Absolument omniprésente dans les discours politique, économique, pédagogique ou même sportif, la notion d'efficacité telle qu'on la conçoit aujourd'hui pose question, et notamment aux philosophes. Professeur à l'Université de Paris VII, le sinologue François Jullien a ouvert un cycle de conférences sur ce thème, organisé par le service de Philosophie morale et politique de l'ULg.

L'efficacité semble être devenue une donnée centrale du monde contemporain et occuper tout l'espace de la norme : d'une part, l'efficacité est comme telle une norme majeure, d'autre part, toute norme est pensée en fonction de son efficacité. Mais bien qu'elle soit un principe central dans la pensée contemporaine, l'efficacité a rarement été réfléchie et questionnée d'un point de vue philosophique. C'est pourquoi le service de Philosophie morale et politique de l'Université de Liège a lancé une série de conférences sous l'intitulé « Efficacité : normes et savoirs ».
Le philosophe et sinologue François Jullien1 a inauguré ce cycle mardi 6 octobre, en proposant un détour très éclairant par la pensée chinoise. L'efficacité (ou « efficience »), conçue en Chine comme exploitation d'un potentiel de situation et « transformation silencieuse », met en lumière, par contraste, les concepts de modélisation, de finalité et d'action qui régissent - souvent inconsciemment - la pensée occidentale de l'efficacité. Interroger du « dehors », à partir de l'expérience chinoise, notre efficacité occidentale, tel était bien le but de la première séance de ce séminaire, qui entend réfléchir à l'omniprésence de cette notion dans les discours et pratiques actuels.

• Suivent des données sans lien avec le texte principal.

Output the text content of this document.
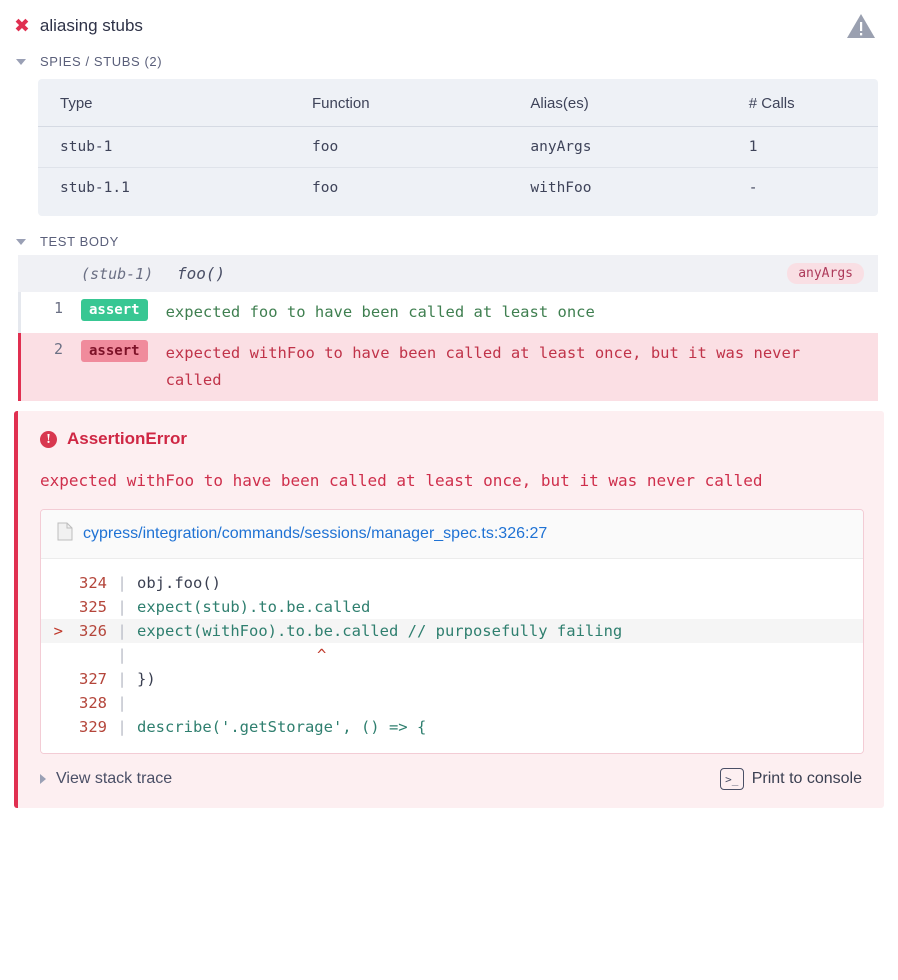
✖ aliasing stubs
SPIES / STUBS (2)
Type	Function	Alias(es)	# Calls
stub-1	foo	anyArgs	1
stub-1.1	foo	withFoo	-
TEST BODY
(stub-1)	foo()	anyArgs
1	assert	expected foo to have been called at least once
2	assert	expected withFoo to have been called at least once, but it was never called
! AssertionError
expected withFoo to have been called at least once, but it was never called
cypress/integration/commands/sessions/manager_spec.ts:326:27
324 | obj.foo()
325 | expect(stub).to.be.called
>	326 | expect(withFoo).to.be.called // purposefully failing
|	^
327 | })
328 |
329 | describe('.getStorage', () => {
View stack trace	>_ Print to console
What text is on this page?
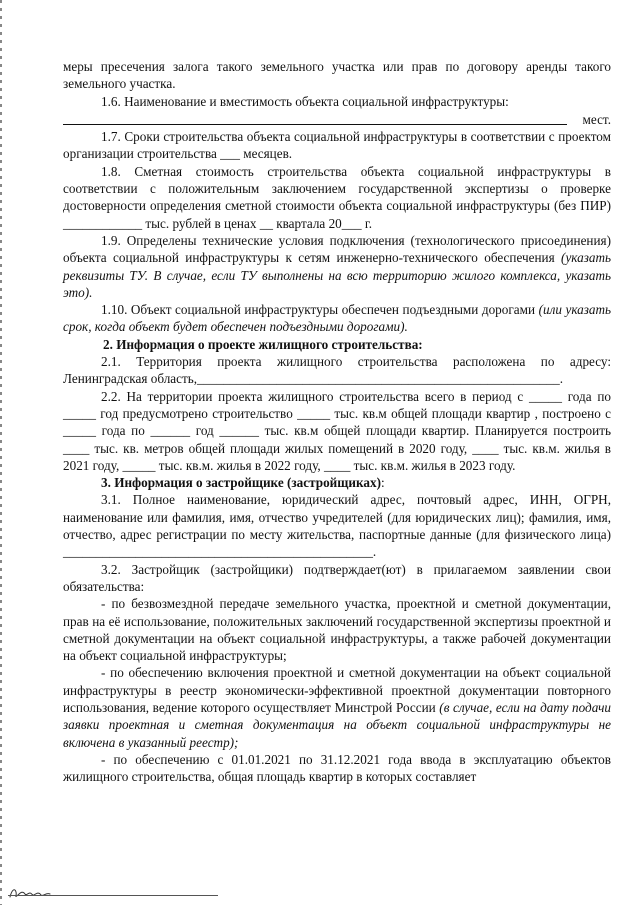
меры пресечения залога такого земельного участка или прав по договору аренды такого земельного участка.

1.6. Наименование и вместимость объекта социальной инфраструктуры:

мест.

1.7. Сроки строительства объекта социальной инфраструктуры в соответствии с проектом организации строительства ___ месяцев.

1.8. Сметная стоимость строительства объекта социальной инфраструктуры в соответствии с положительным заключением государственной экспертизы о проверке достоверности определения сметной стоимости объекта социальной инфраструктуры (без ПИР) ____________ тыс. рублей в ценах __ квартала 20___ г.

1.9. Определены технические условия подключения (технологического присоединения) объекта социальной инфраструктуры к сетям инженерно-технического обеспечения (указать реквизиты ТУ. В случае, если ТУ выполнены на всю территорию жилого комплекса, указать это).

1.10. Объект социальной инфраструктуры обеспечен подъездными дорогами (или указать срок, когда объект будет обеспечен подъездными дорогами).

2. Информация о проекте жилищного строительства:

2.1. Территория проекта жилищного строительства расположена по адресу: Ленинградская область,_______________________________________________________.

2.2. На территории проекта жилищного строительства всего в период с _____ года по _____ год предусмотрено строительство _____ тыс. кв.м общей площади квартир , построено с _____ года по ______ год ______ тыс. кв.м общей площади квартир. Планируется построить ____ тыс. кв. метров общей площади жилых помещений в 2020 году, ____ тыс. кв.м. жилья в 2021 году, _____ тыс. кв.м. жилья в 2022 году, ____ тыс. кв.м. жилья в 2023 году.

3. Информация о застройщике (застройщиках):

3.1. Полное наименование, юридический адрес, почтовый адрес, ИНН, ОГРН, наименование или фамилия, имя, отчество учредителей (для юридических лиц); фамилия, имя, отчество, адрес регистрации по месту жительства, паспортные данные (для физического лица) _______________________________________________.

3.2. Застройщик (застройщики) подтверждает(ют) в прилагаемом заявлении свои обязательства:

- по безвозмездной передаче земельного участка, проектной и сметной документации, прав на её использование, положительных заключений государственной экспертизы проектной и сметной документации на объект социальной инфраструктуры, а также рабочей документации на объект социальной инфраструктуры;

- по обеспечению включения проектной и сметной документации на объект социальной инфраструктуры в реестр экономически-эффективной проектной документации повторного использования, ведение которого осуществляет Минстрой России (в случае, если на дату подачи заявки проектная и сметная документация на объект социальной инфраструктуры не включена в указанный реестр);

- по обеспечению с 01.01.2021 по 31.12.2021 года ввода в эксплуатацию объектов жилищного строительства, общая площадь квартир в которых составляет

On remarque en effet que la production de savoirs et de normes est aujourd'hui entièrement pensée à partir de son efficacité. Une norme, un modèle, une loi, une règle ne se justifient plus seulement en fonction de leur caractère juste, vrai ou raisonnable, mais aussi de plus en plus en fonction de leur caractère efficace. Comme l'explique Thomas Berns, chargé d'enseignement de la philosophie du droit à l'Université de Liège, « cette notion d'efficacité en implique une autre : celle de l'évaluation constante de l'efficacité. D'où l'apparition de nouvelles stratégies pour agir sur les comportements ». Concrètement, on pense ici aux activités de profilage dans les technologies de l'information et de la communication qui permettent de développer des actions extrêmement efficaces sur les comportements, activités de normalisation qui elles-mêmes s'adaptent incessamment. De même, les universités sont gérées par des procédures d'évaluation, selon un mode de gestion qui, de la recherche à l'enseignement, est mis en avant exclusivement au nom de son efficacité.
Or s'il est évident que c'est un critère dont il faut tenir compte, l'efficacité peut aussi entrer en concurrence avec d'autres valeurs comme la justice ou la vérité. « C'est précisément ces nouveaux dispositifs de soumission exclusive des normes à la notion d'efficacité que nous souhaitons analyser tout au long du séminaire ». Quels changements dans la nature de la norme et dans la nature de la connaissance découlent de ce nouveau type de gouvernement entièrement concentré sur son efficacité ? Les intervenants se pencheront donc également sur la concurrence qui peut intervenir entre le juste et l'efficace, concurrence telle qu'elle peut être vécue dans le monde juridique : quel changement la valeur d'efficacité fait-elle subir à l'idée même de la loi ou de la règle ?
Ce cycle de conférences tentera ainsi de mettre en avant quelques-unes des tentatives majeures de pensée philosophique de l'efficacité. Quel est ce « pli » européen - mis en évidence par François Jullien - de la modélisation, ce cadre impensé dans lequel nous pensons l'efficacité comme adéquation entre la fin et les moyens ? Qu'est-ce que l'efficacité des mathématiques ? Comment la philosophie du droit traite-t-elle de la question de l'efficacité ? Comment la philosophie du langage a-t-elle permis de mettre en évidence l'importance de la question de la réussite d'un énoncé ? Autant de questions et réflexions auxquelles ce séminaire tentera de répondre.
Vinciane Pinte
Octobre 2009

Vinciane Pinte est journaliste indépendante.
Thomas Berns enseigne la philosophie du droit au service de Philosophie morale et politique de l'Université de Liège.
Le cycle de conférences est ouvert à tous et se déroule du 16 octobre au 18 décembre 2009, durant six vendredis après-midi, de 13h à 17h.
Pour plus d'informations : http://www.philopol.ulg.ac.be/2_1_agenda.html
1 François Jullien est professeur à l'Université Paris 7 et directeur de l'Institut de la pensée contemporaine. Dernier ouvrage paru : La philosophie inquiétée par la pensée chinoise (Paris, Seuil, 2009), où est notamment reprise une Conférence sur l'efficacité, publiée en 2008 aux PUF (collection Libelles).